Hikmah di balik Kisah

Nabi Ibrahim selain mendapat julukan Abul Anbiya, juga mendapat julukan Khalilullah (kekasih Allah) pun tidaklah mudah perjalanan hidupnya. Allah menguji kesetiaan dan kepatuhannya dengan perintah yang sangat berat, yaitu mengorbankan putranya, Ismail, sebagai tanda pengabdian kepada-Nya. Nabi Ibrahim menerima perintah ini dengan hati yang lapang, menunjukkan keberanian dan kebesaran hati yang luar biasa. Ia siap melaksanakan perintah itu sebagai bentuk ketaatan yang tulus kepada Allah.

Allah memiliki banyak cara untuk menunjukan kasih sayangnya sekaligus menguji kecintaan manusia kepada-Nya. Salah satunya dengan memberikan ujian. Ujian hidup merupakan sunnatullah yang tidak mungkin dihindari. Setiap manusia mengalami ujian dengan kadar yang berbeda-beda. Harapannya agar manusia dapat mengambil hikmah dibalik ujian tersebut.

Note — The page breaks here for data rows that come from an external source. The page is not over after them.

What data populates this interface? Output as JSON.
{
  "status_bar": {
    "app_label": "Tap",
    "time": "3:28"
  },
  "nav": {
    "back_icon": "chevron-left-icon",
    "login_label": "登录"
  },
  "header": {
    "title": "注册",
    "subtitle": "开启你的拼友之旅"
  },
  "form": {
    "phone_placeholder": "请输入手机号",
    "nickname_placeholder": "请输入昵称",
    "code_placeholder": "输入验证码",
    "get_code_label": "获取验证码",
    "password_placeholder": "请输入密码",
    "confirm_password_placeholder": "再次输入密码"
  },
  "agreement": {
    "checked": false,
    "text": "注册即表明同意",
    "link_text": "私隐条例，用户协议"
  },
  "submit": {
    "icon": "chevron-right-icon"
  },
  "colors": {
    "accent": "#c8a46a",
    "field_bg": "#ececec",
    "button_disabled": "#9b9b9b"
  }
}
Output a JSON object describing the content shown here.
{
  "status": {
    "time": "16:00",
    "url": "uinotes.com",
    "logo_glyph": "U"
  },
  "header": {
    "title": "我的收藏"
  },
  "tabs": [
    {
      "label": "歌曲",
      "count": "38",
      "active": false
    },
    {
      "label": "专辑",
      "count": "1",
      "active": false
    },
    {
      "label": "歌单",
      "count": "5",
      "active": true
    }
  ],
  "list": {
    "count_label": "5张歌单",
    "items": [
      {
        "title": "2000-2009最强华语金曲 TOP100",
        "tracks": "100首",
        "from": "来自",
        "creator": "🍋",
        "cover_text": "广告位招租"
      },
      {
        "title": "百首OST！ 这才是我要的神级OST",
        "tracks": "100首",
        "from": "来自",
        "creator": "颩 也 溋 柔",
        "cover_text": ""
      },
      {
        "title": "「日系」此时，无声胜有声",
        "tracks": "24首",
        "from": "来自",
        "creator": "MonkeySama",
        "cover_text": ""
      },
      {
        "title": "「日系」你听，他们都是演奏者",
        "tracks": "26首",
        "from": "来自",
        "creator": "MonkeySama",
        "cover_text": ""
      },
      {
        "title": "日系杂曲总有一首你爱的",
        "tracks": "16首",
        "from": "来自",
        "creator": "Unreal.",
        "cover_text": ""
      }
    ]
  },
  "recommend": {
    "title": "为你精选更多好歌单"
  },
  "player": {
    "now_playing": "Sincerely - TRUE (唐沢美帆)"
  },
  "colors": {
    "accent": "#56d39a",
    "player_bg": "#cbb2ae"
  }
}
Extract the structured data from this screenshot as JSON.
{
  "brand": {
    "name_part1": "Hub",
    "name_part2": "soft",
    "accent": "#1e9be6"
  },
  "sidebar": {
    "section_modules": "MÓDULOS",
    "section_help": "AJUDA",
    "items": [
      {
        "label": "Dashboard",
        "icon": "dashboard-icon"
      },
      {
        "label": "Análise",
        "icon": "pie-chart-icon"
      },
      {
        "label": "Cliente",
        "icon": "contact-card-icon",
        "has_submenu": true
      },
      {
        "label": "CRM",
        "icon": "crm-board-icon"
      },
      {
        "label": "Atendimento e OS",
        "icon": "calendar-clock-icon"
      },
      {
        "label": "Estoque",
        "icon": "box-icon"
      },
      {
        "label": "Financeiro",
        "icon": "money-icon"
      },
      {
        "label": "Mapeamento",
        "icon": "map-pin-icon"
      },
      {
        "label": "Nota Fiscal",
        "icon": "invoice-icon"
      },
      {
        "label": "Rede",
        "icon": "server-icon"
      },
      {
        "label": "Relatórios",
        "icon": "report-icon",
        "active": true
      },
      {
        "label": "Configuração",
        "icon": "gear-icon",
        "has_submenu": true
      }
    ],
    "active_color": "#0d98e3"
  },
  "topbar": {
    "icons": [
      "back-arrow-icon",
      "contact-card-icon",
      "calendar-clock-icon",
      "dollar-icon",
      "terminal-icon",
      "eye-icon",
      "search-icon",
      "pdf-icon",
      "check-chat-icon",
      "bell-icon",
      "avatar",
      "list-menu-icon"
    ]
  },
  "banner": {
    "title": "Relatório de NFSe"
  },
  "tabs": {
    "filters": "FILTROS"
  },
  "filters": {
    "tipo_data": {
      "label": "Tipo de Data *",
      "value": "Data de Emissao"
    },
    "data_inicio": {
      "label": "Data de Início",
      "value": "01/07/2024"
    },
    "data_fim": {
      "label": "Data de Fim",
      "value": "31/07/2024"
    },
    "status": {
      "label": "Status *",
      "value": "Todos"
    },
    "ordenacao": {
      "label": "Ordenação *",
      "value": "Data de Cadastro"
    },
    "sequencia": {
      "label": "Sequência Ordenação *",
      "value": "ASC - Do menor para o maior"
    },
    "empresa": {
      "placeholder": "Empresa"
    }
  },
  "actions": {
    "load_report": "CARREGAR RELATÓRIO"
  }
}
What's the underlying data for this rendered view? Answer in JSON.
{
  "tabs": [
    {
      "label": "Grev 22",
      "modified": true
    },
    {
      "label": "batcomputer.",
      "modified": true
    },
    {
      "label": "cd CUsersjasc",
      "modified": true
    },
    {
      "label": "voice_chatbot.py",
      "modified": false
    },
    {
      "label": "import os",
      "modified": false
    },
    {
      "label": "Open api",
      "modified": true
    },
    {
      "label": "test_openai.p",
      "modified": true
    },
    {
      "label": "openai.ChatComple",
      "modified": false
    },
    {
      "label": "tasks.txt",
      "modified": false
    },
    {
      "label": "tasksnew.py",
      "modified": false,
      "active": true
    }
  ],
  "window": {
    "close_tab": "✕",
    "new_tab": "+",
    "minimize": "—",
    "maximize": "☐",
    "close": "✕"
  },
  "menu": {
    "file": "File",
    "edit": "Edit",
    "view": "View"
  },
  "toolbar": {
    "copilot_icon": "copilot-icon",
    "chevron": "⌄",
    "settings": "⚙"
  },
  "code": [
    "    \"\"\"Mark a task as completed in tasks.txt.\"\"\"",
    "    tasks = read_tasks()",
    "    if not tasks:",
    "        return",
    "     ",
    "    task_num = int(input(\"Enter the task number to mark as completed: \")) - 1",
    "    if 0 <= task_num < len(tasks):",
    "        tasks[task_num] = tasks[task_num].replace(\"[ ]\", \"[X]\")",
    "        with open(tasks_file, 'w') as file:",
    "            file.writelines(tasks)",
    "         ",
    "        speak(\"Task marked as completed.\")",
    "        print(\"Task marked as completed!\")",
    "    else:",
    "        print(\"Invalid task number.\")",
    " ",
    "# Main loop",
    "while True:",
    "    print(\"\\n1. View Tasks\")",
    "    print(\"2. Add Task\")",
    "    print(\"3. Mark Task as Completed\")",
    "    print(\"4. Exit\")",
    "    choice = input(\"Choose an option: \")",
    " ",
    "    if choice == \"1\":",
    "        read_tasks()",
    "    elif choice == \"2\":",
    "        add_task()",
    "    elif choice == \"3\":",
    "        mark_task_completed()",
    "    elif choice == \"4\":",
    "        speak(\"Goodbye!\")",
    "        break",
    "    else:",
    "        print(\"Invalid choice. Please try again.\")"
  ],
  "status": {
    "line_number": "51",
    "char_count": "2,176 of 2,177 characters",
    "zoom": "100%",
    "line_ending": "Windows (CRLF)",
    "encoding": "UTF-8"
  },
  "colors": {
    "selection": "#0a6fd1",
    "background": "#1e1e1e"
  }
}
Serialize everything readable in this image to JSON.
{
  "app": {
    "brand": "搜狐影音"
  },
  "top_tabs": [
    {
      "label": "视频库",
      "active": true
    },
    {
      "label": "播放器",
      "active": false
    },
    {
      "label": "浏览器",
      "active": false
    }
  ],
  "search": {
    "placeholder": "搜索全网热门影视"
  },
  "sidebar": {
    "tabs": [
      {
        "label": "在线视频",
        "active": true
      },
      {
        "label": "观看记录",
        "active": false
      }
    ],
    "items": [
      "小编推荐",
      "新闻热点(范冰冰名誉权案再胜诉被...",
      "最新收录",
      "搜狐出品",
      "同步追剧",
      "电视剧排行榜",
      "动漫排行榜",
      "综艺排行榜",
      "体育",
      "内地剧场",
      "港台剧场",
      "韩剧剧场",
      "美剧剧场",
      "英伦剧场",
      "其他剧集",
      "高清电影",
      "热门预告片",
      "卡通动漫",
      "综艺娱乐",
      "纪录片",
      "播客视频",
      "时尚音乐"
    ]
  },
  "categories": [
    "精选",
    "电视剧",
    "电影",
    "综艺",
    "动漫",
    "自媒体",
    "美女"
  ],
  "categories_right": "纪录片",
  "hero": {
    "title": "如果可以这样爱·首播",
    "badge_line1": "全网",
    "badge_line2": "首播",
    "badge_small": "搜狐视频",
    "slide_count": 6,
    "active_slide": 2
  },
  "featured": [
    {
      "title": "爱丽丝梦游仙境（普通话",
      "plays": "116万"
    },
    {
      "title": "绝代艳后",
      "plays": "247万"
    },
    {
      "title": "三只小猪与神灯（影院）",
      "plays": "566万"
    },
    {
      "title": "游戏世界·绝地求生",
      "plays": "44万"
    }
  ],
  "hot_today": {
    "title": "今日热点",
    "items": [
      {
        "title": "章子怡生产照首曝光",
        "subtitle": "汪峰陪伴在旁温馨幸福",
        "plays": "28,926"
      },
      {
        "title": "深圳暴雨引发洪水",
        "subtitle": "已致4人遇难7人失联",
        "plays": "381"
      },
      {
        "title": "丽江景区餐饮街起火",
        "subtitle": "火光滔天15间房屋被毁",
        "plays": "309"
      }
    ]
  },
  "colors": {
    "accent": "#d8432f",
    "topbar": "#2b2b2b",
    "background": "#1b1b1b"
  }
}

Dari historis peringatan Idul Adha, apabila kita menarik sisi historis ketika zaman itu, Nabi Ibrahim diperintah Allah untuk menyembelih Ismail, maka pada zaman sekarang Ismail adalah hal-hal duniawi, harta, jabatan, pangkat, nasab dll. Dan menjadi cermin bagi kita bawa kekayaan, jabatan, dll yang kita miliki bukanlah hak seutuhnya, selain hal tersebut adalah milik Allah, ada hak orang lain yang Allah titipkan melalui amanah tersebut.

Siapkah kita apabila sewaktu-waktu Allah meminta apa yang murni adalah miliknya dengan keberanian dan kebesaran hati seperti Nabi Ibrahim? Wallahu A’lam Bishawab.